A Health Tip From My Favorite Christmas
Dear Reader,
My warmest holiday wishes to you and yours on this Christmas Day!
It’s an occasion for remembrance, so let’s take a brief trip back to 1961.
My father, mother, older sister, and I lived in a little ranch house in Gresham, a suburb of Portland, Oregon. I was 6 years old.
Dad was a social worker, and at the start of his career to boot, so finances were tight.
We had a guest on that Christmas Day. Mark, my father’s cousin, was in the Army and was with us, he said, because a travel snafu had stranded him in Portland on Christmas rather than being at his family home in rural eastern Oregon.
Mark was a big, strapping kid, probably about 19, friendly and outgoing as most people tended to be back then, and apologetic about imposing on us. My parents assured him he was quite welcome.

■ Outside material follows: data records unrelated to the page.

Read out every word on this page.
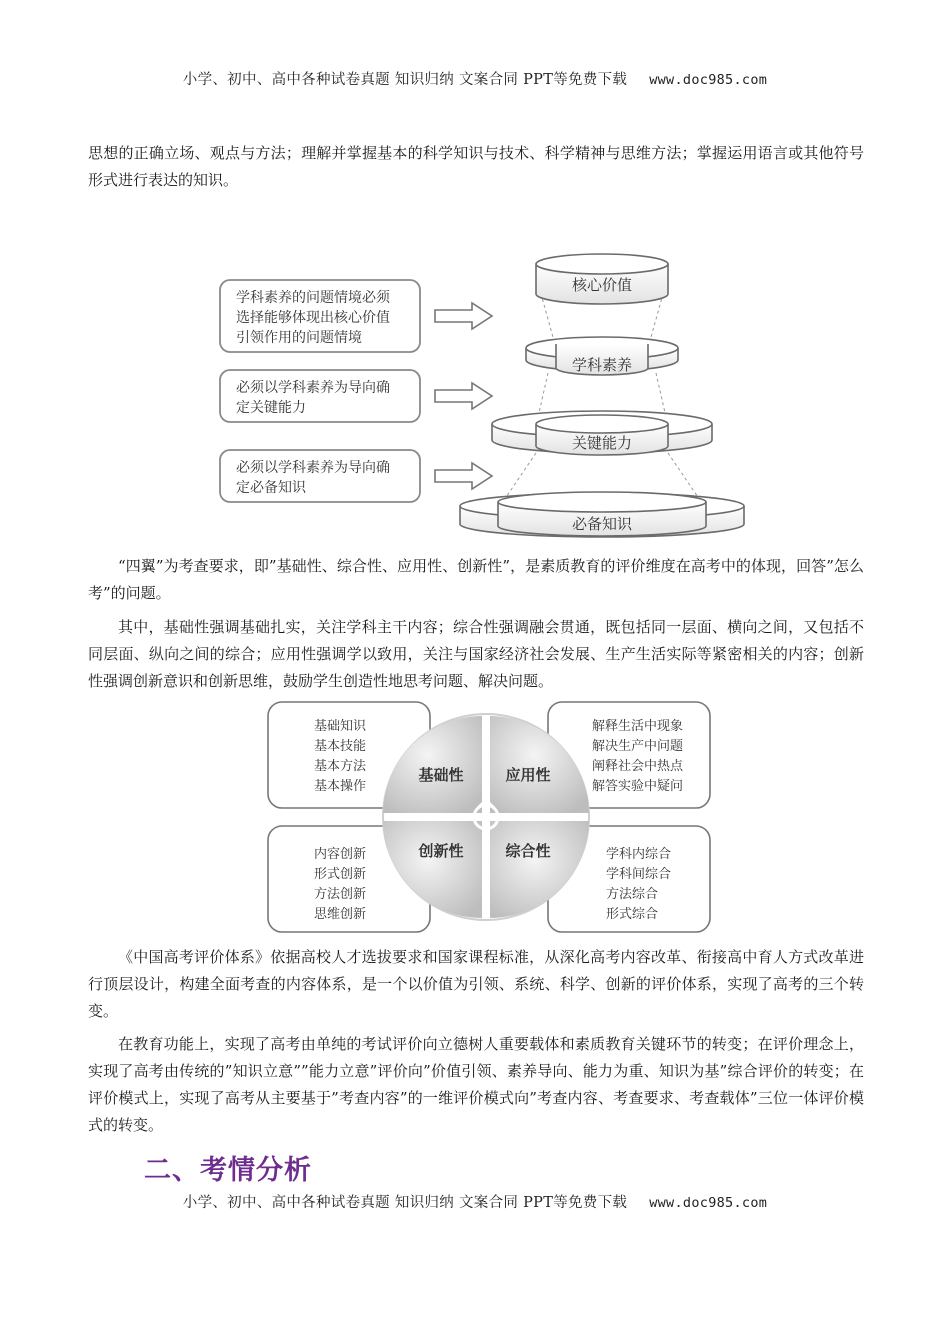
小学、初中、高中各种试卷真题 知识归纳 文案合同 PPT等免费下载 www.doc985.com

思想的正确立场、观点与方法；理解并掌握基本的科学知识与技术、科学精神与思维方法；掌握运用语言或其他符号形式进行表达的知识。

学科素养的问题情境必须
选择能够体现出核心价值
引领作用的问题情境
必须以学科素养为导向确
定关键能力
必须以学科素养为导向确
定必备知识
核心价值
学科素养
关键能力
必备知识

“四翼”为考查要求，即”基础性、综合性、应用性、创新性”，是素质教育的评价维度在高考中的体现，回答”怎么考”的问题。

其中，基础性强调基础扎实，关注学科主干内容；综合性强调融会贯通，既包括同一层面、横向之间，又包括不同层面、纵向之间的综合；应用性强调学以致用，关注与国家经济社会发展、生产生活实际等紧密相关的内容；创新性强调创新意识和创新思维，鼓励学生创造性地思考问题、解决问题。

基础知识
基本技能
基本方法
基本操作
解释生活中现象
解决生产中问题
阐释社会中热点
解答实验中疑问
内容创新
形式创新
方法创新
思维创新
学科内综合
学科间综合
方法综合
形式综合
基础性	应用性
创新性	综合性

《中国高考评价体系》依据高校人才选拔要求和国家课程标准，从深化高考内容改革、衔接高中育人方式改革进行顶层设计，构建全面考查的内容体系，是一个以价值为引领、系统、科学、创新的评价体系，实现了高考的三个转变。

在教育功能上，实现了高考由单纯的考试评价向立德树人重要载体和素质教育关键环节的转变；在评价理念上，实现了高考由传统的”知识立意””能力立意”评价向”价值引领、素养导向、能力为重、知识为基”综合评价的转变；在评价模式上，实现了高考从主要基于”考查内容”的一维评价模式向”考查内容、考查要求、考查载体”三位一体评价模式的转变。

二、考情分析
小学、初中、高中各种试卷真题 知识归纳 文案合同 PPT等免费下载 www.doc985.com
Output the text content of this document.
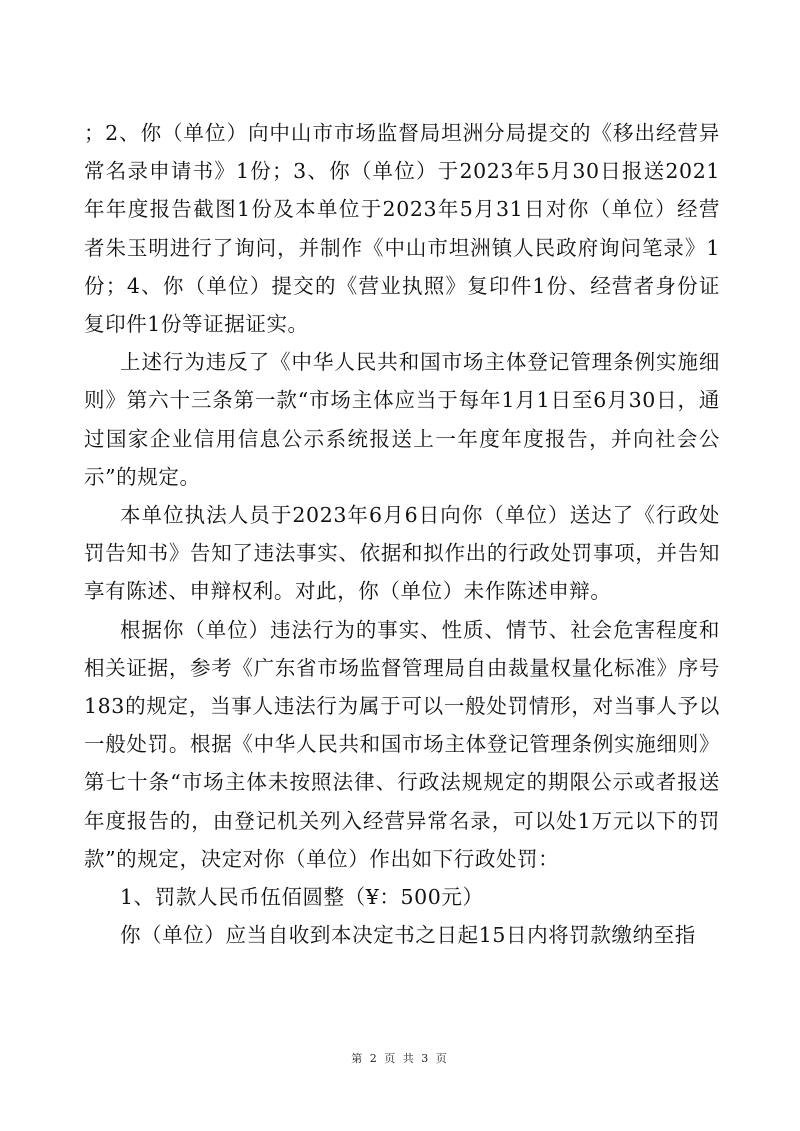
；2、你（单位）向中山市市场监督局坦洲分局提交的《移出经营异常名录申请书》1份；3、你（单位）于2023年5月30日报送2021年年度报告截图1份及本单位于2023年5月31日对你（单位）经营者朱玉明进行了询问，并制作《中山市坦洲镇人民政府询问笔录》1份；4、你（单位）提交的《营业执照》复印件1份、经营者身份证复印件1份等证据证实。

上述行为违反了《中华人民共和国市场主体登记管理条例实施细则》第六十三条第一款“市场主体应当于每年1月1日至6月30日，通过国家企业信用信息公示系统报送上一年度年度报告，并向社会公示”的规定。

本单位执法人员于2023年6月6日向你（单位）送达了《行政处罚告知书》告知了违法事实、依据和拟作出的行政处罚事项，并告知享有陈述、申辩权利。对此，你（单位）未作陈述申辩。

根据你（单位）违法行为的事实、性质、情节、社会危害程度和相关证据，参考《广东省市场监督管理局自由裁量权量化标准》序号183的规定，当事人违法行为属于可以一般处罚情形，对当事人予以一般处罚。根据《中华人民共和国市场主体登记管理条例实施细则》第七十条“市场主体未按照法律、行政法规规定的期限公示或者报送年度报告的，由登记机关列入经营异常名录，可以处1万元以下的罚款”的规定，决定对你（单位）作出如下行政处罚：

1、罚款人民币伍佰圆整（¥：500元）

你（单位）应当自收到本决定书之日起15日内将罚款缴纳至指

第 2 页 共 3 页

But since we had not planned to have him in our house, we had no present for him.
So my mother held a backroom confab with my father, sister, and me.

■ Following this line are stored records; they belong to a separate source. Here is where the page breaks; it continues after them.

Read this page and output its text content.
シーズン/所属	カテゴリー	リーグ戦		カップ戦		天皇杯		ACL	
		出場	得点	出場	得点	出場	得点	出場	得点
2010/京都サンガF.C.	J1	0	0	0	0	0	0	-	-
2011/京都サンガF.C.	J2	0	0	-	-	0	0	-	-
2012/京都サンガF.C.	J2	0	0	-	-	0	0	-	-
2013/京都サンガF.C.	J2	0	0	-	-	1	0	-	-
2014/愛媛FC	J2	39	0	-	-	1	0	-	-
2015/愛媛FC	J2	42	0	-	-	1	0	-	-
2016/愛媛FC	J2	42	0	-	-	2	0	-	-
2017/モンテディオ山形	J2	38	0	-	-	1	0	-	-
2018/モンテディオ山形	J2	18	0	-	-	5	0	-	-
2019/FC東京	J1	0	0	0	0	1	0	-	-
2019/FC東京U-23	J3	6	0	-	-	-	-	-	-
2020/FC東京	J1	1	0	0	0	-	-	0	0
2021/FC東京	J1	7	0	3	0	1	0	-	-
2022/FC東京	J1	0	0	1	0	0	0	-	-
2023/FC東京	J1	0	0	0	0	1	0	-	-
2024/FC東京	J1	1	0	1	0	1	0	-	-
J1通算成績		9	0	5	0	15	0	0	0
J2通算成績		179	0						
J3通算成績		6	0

“Mark has no present, so we must make him one.”
With that, we scurried to our respective rooms.
Later that morning, after we had opened our modest collection of presents, my mother said casually to Mark, “Why, look, there’s one for you!”
Mark was clearly surprised and opened the package.
I don’t recall everything we put into his box, but I do remember that there was a homemade popcorn ball, an orange, some books, and some of my plastic green Army men — considering that Mark was in the Army, it seemed the best thing I could contribute.
Mark looked at it all for perhaps 10 seconds.
Then he began to cry.
Again, this was 54 years ago, yet I recall it quite vividly. I had never seen a man cry before.
I think I cried, too. Perhaps we all did.
I don’t know the whole story behind Mark’s tears — perhaps he was alone on Christmas for reasons that were deeper than the alleged mix-up in travel plans.
In any case, those tears were clearly expressions of deep appreciation for the sentiment represented by this odd little present. My father had quite few cousins and didn’t even know Mark especially well, but in those days — in our family, anyway — it was simply inconceivable that a family member would be excluded from any part of the full Christmas ritual, including the opening of presents.
More than half a century later, it is my deepest hope that, in this age of social fragmentation and isolation, you find yourself on this day with at least one person to whom you can express your love, and who can express it to you in return.
“It is in the shelter of each other that people live,” says the Irish proverb. As I’ve written before, our need to shelter, and be sheltered by, real, physical human beings, has not been obviated by social media or any other digital distraction.
It is a fundamental key — perhaps the key — to both physical and mental health.
If your home is full of people and life today, give thanks. And if this Christmas is a lonely one for you, make a resolution to lay the groundwork — in whatever way seems appropriate — for ensuring that the next one will not be.
There’s no health advice I can give you that’s more powerful than this.
And as the year draws to a close, let me express my deep appreciation for you, the readers of Natural Health Solutions. The knowledge, warmth, and appreciation you have expressed to me in 2015 have been a joy, and I look forward to us continuing this journey together!